Once we drive over the Knockmealdown Mountains, the thread seems fully to snap. We’re far south, in a part of the republic I’ve never visited before. The satnav loses signal, and I watch the blinking dot of our car moving through a blue space without marked roads.

The satnav returns outside the village of Cappoquin. We’re in the Blackwater valley now, and turn west along the river, following it toward Mallow.



* * *





Our host at the hotel explains that the house, Ballyrane, has been in his family for three centuries. Five of the other bedrooms are occupied, and we will dine with the other guests tonight.

We follow him through rooms with broad oak floors and hand-painted wallpaper, striped silk sofas and ottomans piled with art books and tea trays. Ballyrane is similar to Maitland’s friend’s castle, though with paying guests, so not similar at all.

I watch the other guests move quietly around the house, sometimes breaking into laughter. None of us are careless with it. None of us expect this experience to be repeated at our will. An older woman and her adult daughter sit beside the large fireplace in the main room, showing each other pictures from the house’s ancient copies of Tatler. They joke softly, and I like them, and the air they have of taking the situation with a good deal of irony.

Our room has one queen-size bed. Damian gestures at the chaise under the window and says, “I’ll sleep there.”

I nod, setting down my bag. On the dresser is a wicker hamper with a half bottle of wine, biscuits, and sweets. Damian starts to open a packet of chocolates. “Are those free?”

He smiles. “Are you worried Seamus will be angry about the minibar?”

“Will he?”

“Not if this works.”

“What if it doesn’t?”

“He’ll lose his fucking head.”

Tomorrow, according to Seamus’s plan, we will run two miles through the woods and wait across the river for Maitland to appear. Damian will kill him with a single sniper shot, and then we will return here.

The police will be out on the roads after the murder, but they won’t search for the killers here. The guests are too wealthy, they wouldn’t be involved. Seamus was excited with this plan, the cleverness of having us stay in place instead of running, hiding in plain sight. “He reads Agatha Christie,” says Damian. “He’s fucking delighted.”



* * *





The hotel has an honesty bar by the back door. I peer at the dozen different bottles of spirits, vermouth, and bitters, the brass cups of lemon twists, green olives, and cherries.

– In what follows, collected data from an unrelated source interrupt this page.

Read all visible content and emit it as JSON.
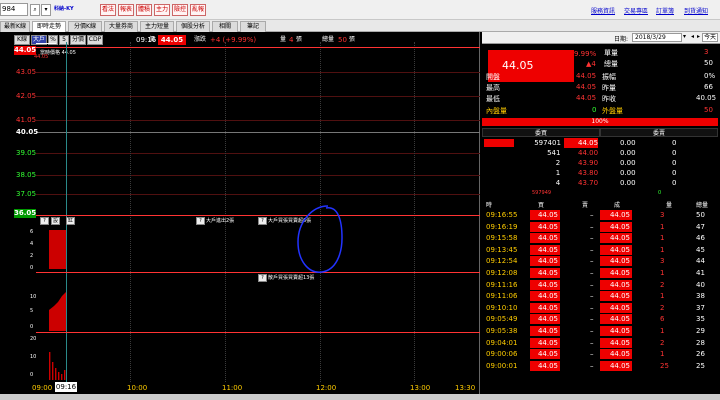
{
  "topbar": {
    "code": "984",
    "stock_name": "科納",
    "stock_tag": "-KY",
    "tools": [
      "看法",
      "報表",
      "體積",
      "主力",
      "險控",
      "亂報"
    ],
    "links": [
      "服務資訊",
      "交易專區",
      "訂單簿",
      "到貨通知"
    ]
  },
  "tabs": [
    "最新K線",
    "即時走勢",
    "分價K線",
    "大量券商",
    "主力短量",
    "個股分析",
    "相關",
    "筆記"
  ],
  "active_tab": 1,
  "chart": {
    "toolbar": [
      "K線",
      "大戶",
      "%",
      "5",
      "分價",
      "CDP"
    ],
    "time": "09:16",
    "price_label": "價",
    "price": "44.05",
    "change_label": "漲跌",
    "change": "+4 (+9.99%)",
    "vol_label": "量",
    "vol": "4",
    "vol_unit": "張",
    "total_label": "總量",
    "total": "50",
    "total_unit": "張",
    "y_labels": [
      "44.05",
      "43.05",
      "42.05",
      "41.05",
      "40.05",
      "39.05",
      "38.05",
      "37.05",
      "36.05"
    ],
    "top_note": "當時價格 44.05",
    "price_line_label": "44.05",
    "sub1_btns": [
      "?",
      "設",
      "缸"
    ],
    "sub1_notes": [
      "大戶進出2張",
      "大戶買張買賣超6張"
    ],
    "sub1_y": [
      "6",
      "4",
      "2",
      "0"
    ],
    "sub2_notes": [
      "散戶買張買賣超13張"
    ],
    "sub2_y": [
      "10",
      "5",
      "0"
    ],
    "sub3_y": [
      "20",
      "10",
      "0"
    ],
    "time_labels": [
      "09:00",
      "10:00",
      "11:00",
      "12:00",
      "13:00",
      "13:30"
    ],
    "cursor_time": "09:16",
    "line_color": "#3333ff"
  },
  "quote": {
    "date_label": "日期:",
    "date": "2018/3/29",
    "today_btn": "今天",
    "big_price": "44.05",
    "pct": "9.99%",
    "chg": "▲4",
    "labels": [
      "單量",
      "總量",
      "開盤",
      "振幅",
      "最高",
      "昨量",
      "最低",
      "昨收"
    ],
    "single_vol": "3",
    "total_vol": "50",
    "open": "44.05",
    "amplitude": "0%",
    "high": "44.05",
    "prev_vol": "66",
    "low": "44.05",
    "prev_close": "40.05",
    "inner_label": "內盤量",
    "inner": "0",
    "outer_label": "外盤量",
    "outer": "50",
    "ratio_bar": "100%",
    "bid_hdr": "委買",
    "ask_hdr": "委賣",
    "book": [
      {
        "qty": "597401",
        "price": "44.05",
        "ask_p": "0.00",
        "ask_q": "0"
      },
      {
        "qty": "541",
        "price": "44.00",
        "ask_p": "0.00",
        "ask_q": "0"
      },
      {
        "qty": "2",
        "price": "43.90",
        "ask_p": "0.00",
        "ask_q": "0"
      },
      {
        "qty": "1",
        "price": "43.80",
        "ask_p": "0.00",
        "ask_q": "0"
      },
      {
        "qty": "4",
        "price": "43.70",
        "ask_p": "0.00",
        "ask_q": "0"
      }
    ],
    "book_total_bid": "597949",
    "book_total_ask": "0",
    "tick_hdrs": [
      "時",
      "買",
      "賣",
      "成",
      "量",
      "總量"
    ],
    "ticks": [
      {
        "t": "09:16:55",
        "b": "44.05",
        "d": "44.05",
        "v": "3",
        "tot": "50"
      },
      {
        "t": "09:16:19",
        "b": "44.05",
        "d": "44.05",
        "v": "1",
        "tot": "47"
      },
      {
        "t": "09:15:58",
        "b": "44.05",
        "d": "44.05",
        "v": "1",
        "tot": "46"
      },
      {
        "t": "09:13:45",
        "b": "44.05",
        "d": "44.05",
        "v": "1",
        "tot": "45"
      },
      {
        "t": "09:12:54",
        "b": "44.05",
        "d": "44.05",
        "v": "3",
        "tot": "44"
      },
      {
        "t": "09:12:08",
        "b": "44.05",
        "d": "44.05",
        "v": "1",
        "tot": "41"
      },
      {
        "t": "09:11:16",
        "b": "44.05",
        "d": "44.05",
        "v": "2",
        "tot": "40"
      },
      {
        "t": "09:11:06",
        "b": "44.05",
        "d": "44.05",
        "v": "1",
        "tot": "38"
      },
      {
        "t": "09:10:10",
        "b": "44.05",
        "d": "44.05",
        "v": "2",
        "tot": "37"
      },
      {
        "t": "09:05:49",
        "b": "44.05",
        "d": "44.05",
        "v": "6",
        "tot": "35"
      },
      {
        "t": "09:05:38",
        "b": "44.05",
        "d": "44.05",
        "v": "1",
        "tot": "29"
      },
      {
        "t": "09:04:01",
        "b": "44.05",
        "d": "44.05",
        "v": "2",
        "tot": "28"
      },
      {
        "t": "09:00:06",
        "b": "44.05",
        "d": "44.05",
        "v": "1",
        "tot": "26"
      },
      {
        "t": "09:00:01",
        "b": "44.05",
        "d": "44.05",
        "v": "25",
        "tot": "25"
      }
    ]
  }
}
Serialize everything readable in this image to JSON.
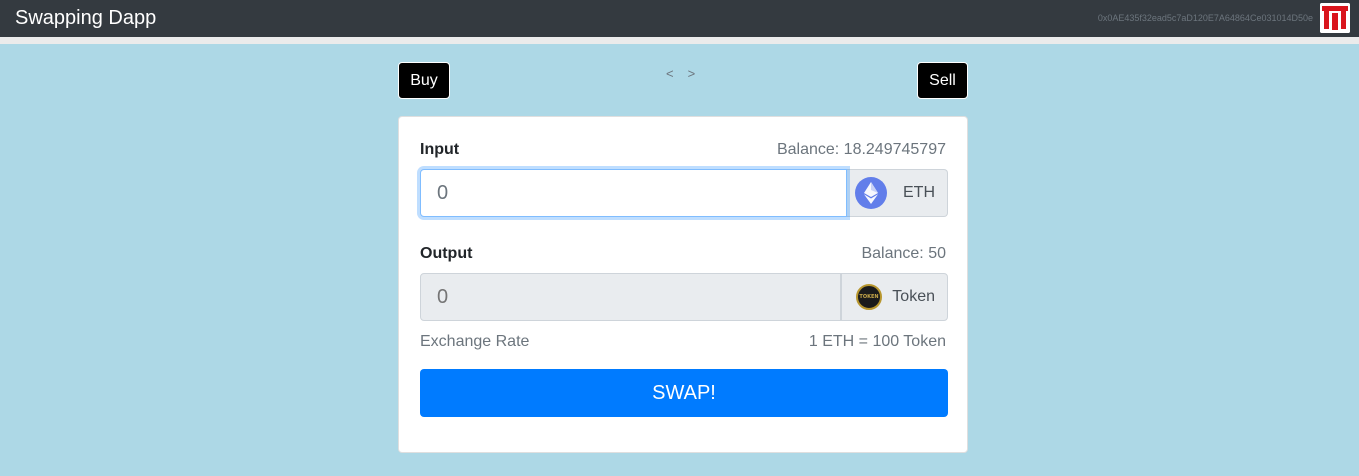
{
  "navbar": {
    "brand": "Swapping Dapp",
    "account": "0x0AE435f32ead5c7aD120E7A64864Ce031014D50e"
  },
  "toggle": {
    "buy_label": "Buy",
    "sell_label": "Sell",
    "prev_arrow": "<",
    "next_arrow": ">"
  },
  "form": {
    "input": {
      "label": "Input",
      "balance": "Balance: 18.249745797",
      "placeholder": "0",
      "currency": "ETH",
      "icon": "ethereum-icon"
    },
    "output": {
      "label": "Output",
      "balance": "Balance: 50",
      "placeholder": "0",
      "currency": "Token",
      "icon": "token-icon"
    },
    "exchange_rate_label": "Exchange Rate",
    "exchange_rate_value": "1 ETH = 100 Token",
    "swap_label": "SWAP!"
  },
  "colors": {
    "background": "#add8e6",
    "navbar": "#343a40",
    "primary": "#007bff",
    "eth": "#627eea"
  }
}
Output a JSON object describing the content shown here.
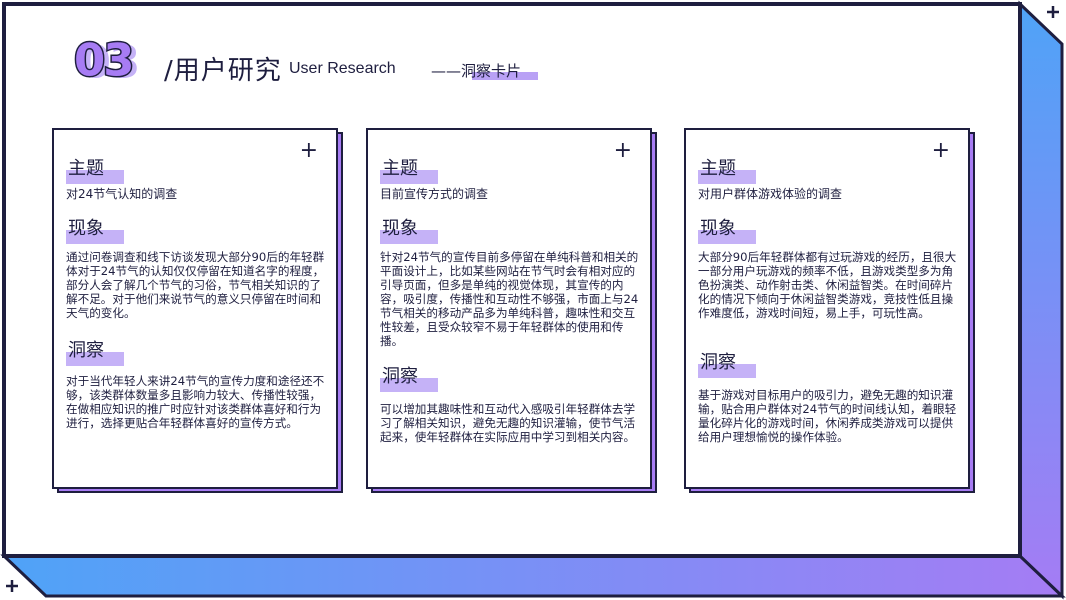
{
  "header": {
    "number": "03",
    "title": "/用户研究",
    "title_en": "User Research",
    "subtitle": "——洞察卡片"
  },
  "cards": [
    {
      "topic_label": "主题",
      "topic": "对24节气认知的调查",
      "phenomenon_label": "现象",
      "phenomenon": "通过问卷调查和线下访谈发现大部分90后的年轻群体对于24节气的认知仅仅停留在知道名字的程度，部分人会了解几个节气的习俗，节气相关知识的了解不足。对于他们来说节气的意义只停留在时间和天气的变化。",
      "insight_label": "洞察",
      "insight": "对于当代年轻人来讲24节气的宣传力度和途径还不够，该类群体数量多且影响力较大、传播性较强，在做相应知识的推广时应针对该类群体喜好和行为进行，选择更贴合年轻群体喜好的宣传方式。"
    },
    {
      "topic_label": "主题",
      "topic": "目前宣传方式的调查",
      "phenomenon_label": "现象",
      "phenomenon": "针对24节气的宣传目前多停留在单纯科普和相关的平面设计上，比如某些网站在节气时会有相对应的引导页面，但多是单纯的视觉体现，其宣传的内容，吸引度，传播性和互动性不够强，市面上与24节气相关的移动产品多为单纯科普，趣味性和交互性较差，且受众较窄不易于年轻群体的使用和传播。",
      "insight_label": "洞察",
      "insight": "可以增加其趣味性和互动代入感吸引年轻群体去学习了解相关知识，避免无趣的知识灌输，使节气活起来，使年轻群体在实际应用中学习到相关内容。"
    },
    {
      "topic_label": "主题",
      "topic": "对用户群体游戏体验的调查",
      "phenomenon_label": "现象",
      "phenomenon": "大部分90后年轻群体都有过玩游戏的经历，且很大一部分用户玩游戏的频率不低，且游戏类型多为角色扮演类、动作射击类、休闲益智类。在时间碎片化的情况下倾向于休闲益智类游戏，竞技性低且操作难度低，游戏时间短，易上手，可玩性高。",
      "insight_label": "洞察",
      "insight": "基于游戏对目标用户的吸引力，避免无趣的知识灌输，贴合用户群体对24节气的时间线认知，着眼轻量化碎片化的游戏时间，休闲养成类游戏可以提供给用户理想愉悦的操作体验。"
    }
  ],
  "colors": {
    "ink": "#1e1e3f",
    "purple": "#a77cf4",
    "highlight": "#c5b2f7",
    "blue": "#4fa3f7"
  },
  "icons": [
    "plus-icon"
  ]
}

I fix a gin and tonic and carry it into the garden. The light has started to change, and low, swift clouds move over the sky. The fruit trees in the walled garden are centuries old, massive figs, damsons, and quinces, an espaliered tree of bronze pears. My body seems to be reassembling itself after the past seven hours, winging back together. I take a long swallow of my drink.

Black crows fly up from behind the garden wall, like something I’ve seen before and forgotten. The atmosphere has turned dense, expectant. I stop with my hand resting on the wall, my ears pricked.

I’m desperate for someone to announce herself to me. MI5 might already be here. None of the other guests seem like spies, though that would be the point. The older woman and her daughter might be counter-terrorism officers. It would be such a relief for someone to say, “Tessa, hello, we’ve been expecting you, how are you, do you have any questions for us?”